IMBM is administrated by a management committee, a scientific steering committee, and an international scientific advisory board. The scientific advisory board consists of the following mathematicians: David Mumford from Brown and Harvard,
Victor Kac from MIT,
Selman Akbulut from Michigan State University,
Gilles Pisier from Paris VI and Texas A&M ,
Edriss Titi from Weizmann Institute and University of California Irvine. David Mumford agreed to join the Scientific Advisory Board during his visit to Turkey back in 2003. He has reported his personal observations in Notices of the AMS.

The opening seminar of IMBM was delivered by Dan Goldston, János Pintz and Cem Yalçın Yıldırım in 2006. Since then, the center has hosted many activities with distinguished participants.

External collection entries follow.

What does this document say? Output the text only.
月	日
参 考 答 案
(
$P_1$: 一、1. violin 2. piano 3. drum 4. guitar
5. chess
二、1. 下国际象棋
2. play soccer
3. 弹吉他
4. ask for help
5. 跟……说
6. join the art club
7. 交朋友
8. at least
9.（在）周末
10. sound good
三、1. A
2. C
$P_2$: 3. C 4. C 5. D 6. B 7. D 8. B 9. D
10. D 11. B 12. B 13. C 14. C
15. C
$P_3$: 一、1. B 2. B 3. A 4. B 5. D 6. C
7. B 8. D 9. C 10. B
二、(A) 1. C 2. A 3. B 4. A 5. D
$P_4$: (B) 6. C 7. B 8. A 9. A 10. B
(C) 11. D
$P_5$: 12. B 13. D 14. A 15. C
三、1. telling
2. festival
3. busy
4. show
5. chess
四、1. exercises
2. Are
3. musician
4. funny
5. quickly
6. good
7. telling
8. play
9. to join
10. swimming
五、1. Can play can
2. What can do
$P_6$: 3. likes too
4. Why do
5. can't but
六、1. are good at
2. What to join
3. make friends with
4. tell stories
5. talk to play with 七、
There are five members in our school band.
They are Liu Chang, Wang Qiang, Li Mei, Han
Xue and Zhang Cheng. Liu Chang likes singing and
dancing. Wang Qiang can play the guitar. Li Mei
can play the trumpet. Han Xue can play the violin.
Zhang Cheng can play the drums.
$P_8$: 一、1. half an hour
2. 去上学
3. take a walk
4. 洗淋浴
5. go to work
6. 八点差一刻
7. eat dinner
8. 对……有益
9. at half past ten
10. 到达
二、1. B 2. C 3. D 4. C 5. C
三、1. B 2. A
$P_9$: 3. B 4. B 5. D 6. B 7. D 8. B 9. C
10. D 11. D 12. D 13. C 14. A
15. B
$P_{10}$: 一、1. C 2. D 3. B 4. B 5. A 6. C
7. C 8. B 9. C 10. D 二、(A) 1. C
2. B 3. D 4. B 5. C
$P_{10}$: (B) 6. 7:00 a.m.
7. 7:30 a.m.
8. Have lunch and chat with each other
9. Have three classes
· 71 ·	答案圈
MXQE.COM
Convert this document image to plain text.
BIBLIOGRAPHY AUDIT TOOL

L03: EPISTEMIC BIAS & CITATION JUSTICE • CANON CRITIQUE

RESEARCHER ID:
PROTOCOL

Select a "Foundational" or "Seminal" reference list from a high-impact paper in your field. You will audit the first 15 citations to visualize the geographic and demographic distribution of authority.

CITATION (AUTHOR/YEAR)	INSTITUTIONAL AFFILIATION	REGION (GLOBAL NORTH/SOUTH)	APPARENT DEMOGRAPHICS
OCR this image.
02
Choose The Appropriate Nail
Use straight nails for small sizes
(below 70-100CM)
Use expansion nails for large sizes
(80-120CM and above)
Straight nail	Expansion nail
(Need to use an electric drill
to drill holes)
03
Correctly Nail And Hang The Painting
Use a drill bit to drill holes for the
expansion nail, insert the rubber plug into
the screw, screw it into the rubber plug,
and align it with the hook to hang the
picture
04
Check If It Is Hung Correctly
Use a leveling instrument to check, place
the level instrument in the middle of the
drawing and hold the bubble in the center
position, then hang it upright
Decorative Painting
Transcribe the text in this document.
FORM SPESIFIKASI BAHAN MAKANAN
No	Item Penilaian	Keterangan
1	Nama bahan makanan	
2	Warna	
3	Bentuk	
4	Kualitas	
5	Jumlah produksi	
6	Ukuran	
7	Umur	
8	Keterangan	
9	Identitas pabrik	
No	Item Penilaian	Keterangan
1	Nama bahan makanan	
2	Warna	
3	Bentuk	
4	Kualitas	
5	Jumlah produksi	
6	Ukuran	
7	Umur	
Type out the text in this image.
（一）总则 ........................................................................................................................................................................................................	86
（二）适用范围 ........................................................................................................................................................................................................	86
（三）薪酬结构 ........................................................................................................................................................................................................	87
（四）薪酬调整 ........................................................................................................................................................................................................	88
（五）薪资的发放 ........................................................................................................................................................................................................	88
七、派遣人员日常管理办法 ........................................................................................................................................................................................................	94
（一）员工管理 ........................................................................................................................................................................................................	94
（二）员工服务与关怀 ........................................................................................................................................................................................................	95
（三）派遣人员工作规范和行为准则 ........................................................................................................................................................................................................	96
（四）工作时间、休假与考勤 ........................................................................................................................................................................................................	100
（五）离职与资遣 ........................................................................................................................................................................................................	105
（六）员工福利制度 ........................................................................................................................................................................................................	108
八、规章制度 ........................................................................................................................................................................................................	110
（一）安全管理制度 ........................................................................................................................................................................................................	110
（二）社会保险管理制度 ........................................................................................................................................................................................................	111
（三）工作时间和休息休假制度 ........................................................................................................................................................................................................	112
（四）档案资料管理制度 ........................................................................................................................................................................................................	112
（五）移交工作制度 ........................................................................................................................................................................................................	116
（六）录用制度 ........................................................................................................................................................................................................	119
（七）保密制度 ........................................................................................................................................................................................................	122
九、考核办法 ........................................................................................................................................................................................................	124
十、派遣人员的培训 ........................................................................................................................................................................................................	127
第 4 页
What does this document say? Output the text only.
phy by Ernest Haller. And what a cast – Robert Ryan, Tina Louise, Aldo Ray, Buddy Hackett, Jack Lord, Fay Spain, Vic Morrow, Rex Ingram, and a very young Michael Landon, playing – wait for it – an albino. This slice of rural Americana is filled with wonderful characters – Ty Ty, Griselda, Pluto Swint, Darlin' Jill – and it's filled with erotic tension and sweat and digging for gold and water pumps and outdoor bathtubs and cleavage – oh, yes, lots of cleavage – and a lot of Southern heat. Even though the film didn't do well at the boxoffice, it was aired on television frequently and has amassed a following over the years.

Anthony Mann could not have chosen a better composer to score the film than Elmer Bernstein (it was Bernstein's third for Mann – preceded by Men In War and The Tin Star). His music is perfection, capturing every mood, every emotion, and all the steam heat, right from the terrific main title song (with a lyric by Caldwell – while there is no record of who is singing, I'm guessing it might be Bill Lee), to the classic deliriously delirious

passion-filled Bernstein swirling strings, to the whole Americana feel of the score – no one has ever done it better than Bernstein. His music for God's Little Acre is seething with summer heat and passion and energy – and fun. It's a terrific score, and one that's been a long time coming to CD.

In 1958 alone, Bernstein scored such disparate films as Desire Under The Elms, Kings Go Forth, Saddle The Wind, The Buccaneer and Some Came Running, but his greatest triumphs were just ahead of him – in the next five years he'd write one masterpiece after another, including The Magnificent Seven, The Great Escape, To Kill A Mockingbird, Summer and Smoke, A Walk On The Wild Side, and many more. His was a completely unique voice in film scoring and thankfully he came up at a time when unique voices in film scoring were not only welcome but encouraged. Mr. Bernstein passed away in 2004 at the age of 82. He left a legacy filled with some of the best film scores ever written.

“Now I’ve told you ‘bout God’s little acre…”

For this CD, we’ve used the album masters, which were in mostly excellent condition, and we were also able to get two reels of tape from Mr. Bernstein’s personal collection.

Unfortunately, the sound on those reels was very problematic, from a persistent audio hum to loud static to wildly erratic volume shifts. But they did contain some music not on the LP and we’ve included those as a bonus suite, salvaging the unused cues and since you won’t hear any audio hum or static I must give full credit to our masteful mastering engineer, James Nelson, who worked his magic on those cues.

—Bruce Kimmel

Resources of IMBM come from endowment income, personal and institutional grants and collaboration agreements and gifts.

== Buildings==
There are two buildings of the center. Both have an excellent view of the Bosphorus strait. The buildings had been in very bad condition and were brought to life by the initiative of Betül Tanbay from Boğaziçi University Mathematics Department, the first codirector of IMBM. The first floor of the main building consists of three offices with a modest library and computers. A 40-person seminar room is on the second floor.

There are four bedrooms of the center, accommodating up to six people. Two bedrooms are located in the last floor of the main building. The other two are located in a self-contained one-storey house next to the main building, which has, besides, a kitchen and a living room.